BHS is approaching the integration of Steam in three ways: curriculum changes, extracurricular enhancements, and expanding and updating facilities.

The BHS Innovation Centre will be a 14,000 square-foot facility with five science labs, including robotics, two computer science labs, a design and creation space or Fab Lab, an Entrepreneurship Centre, a Digital Media Library & Resource Centre, and a Leadership Centre for girls with a programme that will be piloted at BHS, and then opened up to girls across Bermuda so that they can hone those skills that great leaders possess.

The new BHS Arts Wing will combine Music, Drama and Visual Arts into one building, allowing for better collaboration, and include 3 new Visual Arts studios, including Ceramics, Pottery and Digital Art, improved Music classrooms and practice rooms, a Drama studio and a Black Box theatre.

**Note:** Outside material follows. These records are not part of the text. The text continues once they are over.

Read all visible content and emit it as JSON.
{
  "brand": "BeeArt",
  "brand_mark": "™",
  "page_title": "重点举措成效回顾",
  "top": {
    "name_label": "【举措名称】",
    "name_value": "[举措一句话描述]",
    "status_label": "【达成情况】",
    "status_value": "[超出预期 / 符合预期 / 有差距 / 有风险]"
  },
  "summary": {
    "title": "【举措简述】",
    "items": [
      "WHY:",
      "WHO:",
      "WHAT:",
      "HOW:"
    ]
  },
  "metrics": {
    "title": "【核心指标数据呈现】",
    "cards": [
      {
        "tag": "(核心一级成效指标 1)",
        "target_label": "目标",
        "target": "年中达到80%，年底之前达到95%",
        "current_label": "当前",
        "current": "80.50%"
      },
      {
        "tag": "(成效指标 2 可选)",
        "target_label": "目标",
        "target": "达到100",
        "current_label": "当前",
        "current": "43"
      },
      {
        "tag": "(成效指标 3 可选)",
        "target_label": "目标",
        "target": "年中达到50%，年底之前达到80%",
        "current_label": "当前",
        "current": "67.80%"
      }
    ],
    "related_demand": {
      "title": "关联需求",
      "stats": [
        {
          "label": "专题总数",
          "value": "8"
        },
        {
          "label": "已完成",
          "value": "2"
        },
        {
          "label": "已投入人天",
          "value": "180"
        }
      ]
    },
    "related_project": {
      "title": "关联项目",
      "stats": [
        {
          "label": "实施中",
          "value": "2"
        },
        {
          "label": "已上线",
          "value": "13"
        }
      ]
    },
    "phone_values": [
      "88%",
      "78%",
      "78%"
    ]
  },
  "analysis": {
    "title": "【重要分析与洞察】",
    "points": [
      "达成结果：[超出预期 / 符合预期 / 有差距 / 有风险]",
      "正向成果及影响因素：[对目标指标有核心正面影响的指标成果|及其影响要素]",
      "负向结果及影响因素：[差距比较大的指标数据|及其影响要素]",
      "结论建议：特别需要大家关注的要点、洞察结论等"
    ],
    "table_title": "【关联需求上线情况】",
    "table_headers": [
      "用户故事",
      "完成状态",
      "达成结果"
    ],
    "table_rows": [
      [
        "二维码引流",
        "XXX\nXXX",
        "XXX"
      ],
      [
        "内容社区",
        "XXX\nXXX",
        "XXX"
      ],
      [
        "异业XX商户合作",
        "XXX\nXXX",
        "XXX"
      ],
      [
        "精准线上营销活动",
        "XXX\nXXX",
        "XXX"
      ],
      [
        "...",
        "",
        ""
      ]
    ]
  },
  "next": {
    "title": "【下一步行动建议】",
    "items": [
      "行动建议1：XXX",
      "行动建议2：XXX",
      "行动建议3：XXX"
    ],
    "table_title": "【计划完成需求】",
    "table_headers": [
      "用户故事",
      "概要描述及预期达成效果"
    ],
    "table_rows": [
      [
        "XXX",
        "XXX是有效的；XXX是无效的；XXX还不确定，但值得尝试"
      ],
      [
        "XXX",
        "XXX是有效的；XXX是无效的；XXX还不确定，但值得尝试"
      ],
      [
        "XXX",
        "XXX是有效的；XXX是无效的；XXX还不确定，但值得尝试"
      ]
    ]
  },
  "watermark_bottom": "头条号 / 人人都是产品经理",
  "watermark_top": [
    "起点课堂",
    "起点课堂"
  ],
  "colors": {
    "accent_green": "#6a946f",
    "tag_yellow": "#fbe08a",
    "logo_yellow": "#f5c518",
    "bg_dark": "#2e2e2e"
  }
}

This modern BHS campus will be a place where future leaders in science, business, technology, and the arts acquire the skills needed to succeed: critical and creative thinking, dynamic problem-solving, resourcefulness, collaboration and communication, along with specific technological expertise.

BHS is confident that this initiative will help educate and empower the next generation of leaders in Bermuda.

Steam skills include critical thinking, resourcefulness, reflection and perseverance in addition to specific technological expertise. While a focus of these skills is already incorporated in our Guiding Statements, BHS is also creating ways to give more opportunities for students to study Steam subjects in a more holistic way.

From primary through to secondary, students are able to connect the content they learn to their goals, interests, and concerns through real-world connections and applications.

Now in its third year, Steam Week has proven to be a wildly popular event on the school calendar, and has provided students with a jam-packed agenda that encourages them to seek new solutions to complex problems through the five components of Steam. In 2015, Middle School students took on projects relating to ocean health, the lionfish epidemic, beach art and beach development.

After the tremendous success of that first year, Steam Week 2016 was expanded to include the entire secondary department, and more than a dozen experiences to choose from, with more hands-on projects requiring students to plan, create and build. Students built boats, designed ovens from recycled materials, created jewellery, and worked with numerous community partners on research projects related to the ocean. There was even an international component with 16 students invited to work on projects with the Science and Engineering Faculties at The University of Ontario Institute of Technology, the first school outside of Canada to be given this opportunity.

The cross-curricular approach to learning through the International Primary Curriculum, in the primary department, gives students every opportunity to work creatively and collaboratively, while integrating technology. Extracurricular clubs in primary, like Steam Club, computing and robotics also give students an early introduction to activities that will spark an interest in these subjects and hopefully create a lifelong passion in this field.

Schools worldwide are working to raise awareness of these various skills, and BHS is leading the way on Steam in Bermuda to enhance the education of the next generation and prepare them for success beyond school.